Changement de style et de génération avec Jean-Louis Le Tacon : âgé de 68 ans, ce cinéaste de métier (il a réalisé entre autres des films pour Arte ainsi que des films de commande) a eu envie, au moment de la retraite, de retourner la caméra vers lui-même. Avec son Smartphone, qu’il appelle son « couteau suisse audiovisuel » ou sa « camera paluche », il relate des événements de sa vie quotidienne à la campagne, en les commentant en direct : il improvise son récit comme un reportage, d’où le titre de deux de ses films, Voilà et Voici , mots qu’il répète souvent dans son commentaire. Comme le dit Jean-Louis Le Tacon, il s’agit de « bricolage filmique », tout comme son travail dans son domaine agricole est du bricolage (construction d’un poulailler par exemple). Il ose se montrer lui-même vivant là, avec sa famille et ses animaux, attentif aux évolutions qu’apporte le quotidien. Il présente son film Voilà, plein d’humour et de malicieuse tendresse.

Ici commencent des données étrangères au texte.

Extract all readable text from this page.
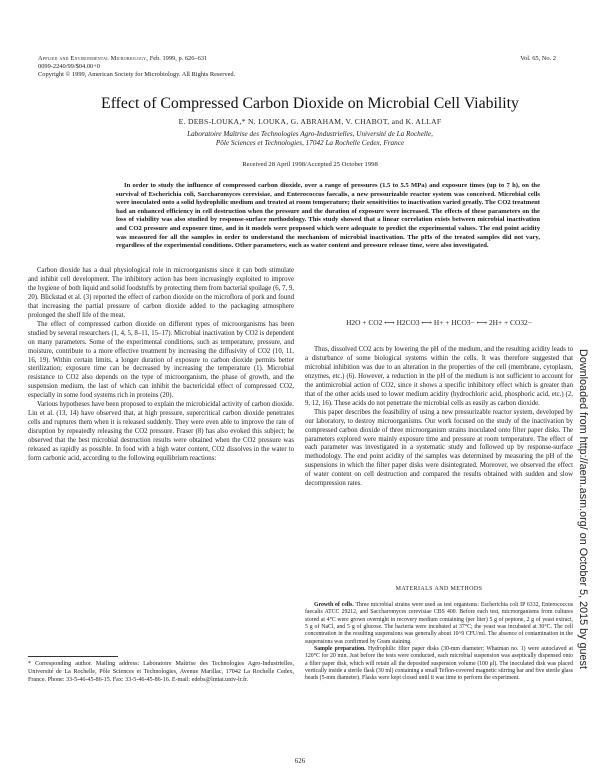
Applied and Environmental Microbiology, Feb. 1999, p. 626–631
0099-2240/99/$04.00+0
Copyright © 1999, American Society for Microbiology. All Rights Reserved.
Vol. 65, No. 2
Effect of Compressed Carbon Dioxide on Microbial Cell Viability
E. DEBS-LOUKA,* N. LOUKA, G. ABRAHAM, V. CHABOT, and K. ALLAF
Laboratoire Maîtrise des Technologies Agro-Industrielles, Université de La Rochelle,
Pôle Sciences et Technologies, 17042 La Rochelle Cedex, France
Received 28 April 1998/Accepted 25 October 1998
In order to study the influence of compressed carbon dioxide, over a range of pressures (1.5 to 5.5 MPa) and exposure times (up to 7 h), on the survival of Escherichia coli, Saccharomyces cerevisiae, and Enterococcus faecalis, a new pressurizable reactor system was conceived. Microbial cells were inoculated onto a solid hydrophilic medium and treated at room temperature; their sensitivities to inactivation varied greatly. The CO2 treatment had an enhanced efficiency in cell destruction when the pressure and the duration of exposure were increased. The effects of these parameters on the loss of viability was also studied by response-surface methodology. This study showed that a linear correlation exists between microbial inactivation and CO2 pressure and exposure time, and in it models were proposed which were adequate to predict the experimental values. The end point acidity was measured for all the samples in order to understand the mechanism of microbial inactivation. The pHs of the treated samples did not vary, regardless of the experimental conditions. Other parameters, such as water content and pressure release time, were also investigated.

Carbon dioxide has a dual physiological role in microorganisms since it can both stimulate and inhibit cell development. The inhibitory action has been increasingly exploited to improve the hygiene of both liquid and solid foodstuffs by protecting them from bacterial spoilage (6, 7, 9, 20). Blickstad et al. (3) reported the effect of carbon dioxide on the microflora of pork and found that increasing the partial pressure of carbon dioxide added to the packaging atmosphere prolonged the shelf life of the meat.

The effect of compressed carbon dioxide on different types of microorganisms has been studied by several researchers (1, 4, 5, 8–11, 15–17). Microbial inactivation by CO2 is dependent on many parameters. Some of the experimental conditions, such as temperature, pressure, and moisture, contribute to a more effective treatment by increasing the diffusivity of CO2 (10, 11, 16, 19). Within certain limits, a longer duration of exposure to carbon dioxide permits better sterilization; exposure time can be decreased by increasing the temperature (1). Microbial resistance to CO2 also depends on the type of microorganism, the phase of growth, and the suspension medium, the last of which can inhibit the bactericidal effect of compressed CO2, especially in some food systems rich in proteins (20).

Various hypotheses have been proposed to explain the microbicidal activity of carbon dioxide. Lin et al. (13, 14) have observed that, at high pressure, supercritical carbon dioxide penetrates cells and ruptures them when it is released suddenly. They were even able to improve the rate of disruption by repeatedly releasing the CO2 pressure. Fraser (8) has also evoked this subject; he observed that the best microbial destruction results were obtained when the CO2 pressure was released as rapidly as possible. In food with a high water content, CO2 dissolves in the water to form carbonic acid, according to the following equilibrium reactions:

* Corresponding author. Mailing address: Laboratoire Maîtrise des Technologies Agro-Industrielles, Université de La Rochelle, Pôle Sciences et Technologies, Avenue Marillac, 17042 La Rochelle Cedex, France. Phone: 33-5-46-45-86-15. Fax: 33-5-46-45-86-16. E-mail: edebs@lmtai.univ-lr.fr.
H2O + CO2 ⟷ H2CO3 ⟷ H+ + HCO3− ⟷ 2H+ + CO32−

Thus, dissolved CO2 acts by lowering the pH of the medium, and the resulting acidity leads to a disturbance of some biological systems within the cells. It was therefore suggested that microbial inhibition was due to an alteration in the properties of the cell (membrane, cytoplasm, enzymes, etc.) (6). However, a reduction in the pH of the medium is not sufficient to account for the antimicrobial action of CO2, since it shows a specific inhibitory effect which is greater than that of the other acids used to lower medium acidity (hydrochloric acid, phosphoric acid, etc.) (2, 9, 12, 16). These acids do not penetrate the microbial cells as easily as carbon dioxide.

This paper describes the feasibility of using a new pressurizable reactor system, developed by our laboratory, to destroy microorganisms. Our work focused on the study of the inactivation by compressed carbon dioxide of three microorganism strains inoculated onto filter paper disks. The parameters explored were mainly exposure time and pressure at room temperature. The effect of each parameter was investigated in a systematic study and followed up by response-surface methodology. The end point acidity of the samples was determined by measuring the pH of the suspensions in which the filter paper disks were disintegrated. Moreover, we observed the effect of water content on cell destruction and compared the results obtained with sudden and slow decompression rates.

MATERIALS AND METHODS

Growth of cells. Three microbial strains were used as test organisms: Escherichia coli IP 6332, Enterococcus faecalis ATCC 29212, and Saccharomyces cerevisiae CBS 400. Before each test, microorganisms from cultures stored at 4°C were grown overnight in recovery medium containing (per liter) 5 g of peptone, 2 g of yeast extract, 5 g of NaCl, and 5 g of glucose. The bacteria were incubated at 37°C; the yeast was incubated at 30°C. The cell concentration in the resulting suspensions was generally about 10^9 CFU/ml. The absence of contamination in the suspensions was confirmed by Gram staining.

Sample preparation. Hydrophilic filter paper disks (30-mm diameter; Whatman no. 1) were autoclaved at 120°C for 20 min. Just before the tests were conducted, each microbial suspension was aseptically dispensed onto a filter paper disk, which will retain all the deposited suspension volume (100 μl). The inoculated disk was placed vertically inside a sterile flask (30 ml) containing a small Teflon-covered magnetic stirring bar and five sterile glass beads (5-mm diameter). Flasks were kept closed until it was time to perform the experiment.

626
Downloaded from http://aem.asm.org/ on October 5, 2015 by guest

Jacques Gesternkorn, professeur d’études cinématographiques et auteur de nombreuses publications, n’avait pas la tâche facile après ces présentations si vivantes ! C’est avec beaucoup de finesse et de brio qu’il a relevé le défi : passionné du « Je » au cinéma, il a choisi de parler de ce qui venait d’être montré, de ce riche matériau autobiographique. Il s’est réjoui de voir éclore une nouvelle génération de cinéastes autobiographiques, en montrant combien leurs films touchent pour des raisons qui ne sont pas forcément rationnelles. Il a insisté sur trois composantes essentielles, présentant de brefs exemples filmés à l’appui de sa démonstration :
– Les lieux (Métamorphoses de Jean-Claude Guiguet, qui montre une ville – Thonon – en cadre fixe, regard sur un espace qu’il contemple de l’aube à la nuit, comme s’il le voyait déjà d’ailleurs, comme le chemin bref d’une existence) ;
– L’esthétique du détail, chaque souvenir étant un fragment, comme lorsqu’on arrache un seul objet à un incendie (Pêche mon petit poney par Thomas Riera) ;
– La perspective temporelle (Porto de mon enfance de Manuel de Oliveira, qui montre la maison natale du cinéaste, souvenir flou accompagné d’une berceuse, ainsi que le rappel d’une scène de théâtre ayant profondément marqué la vie de l’auteur).
Après une discussion entre le public et les intervenants, cette riche après-midi s’est terminée par la présentation du très beau film de Georges Perec, Les Lieux d’une fugue (1976).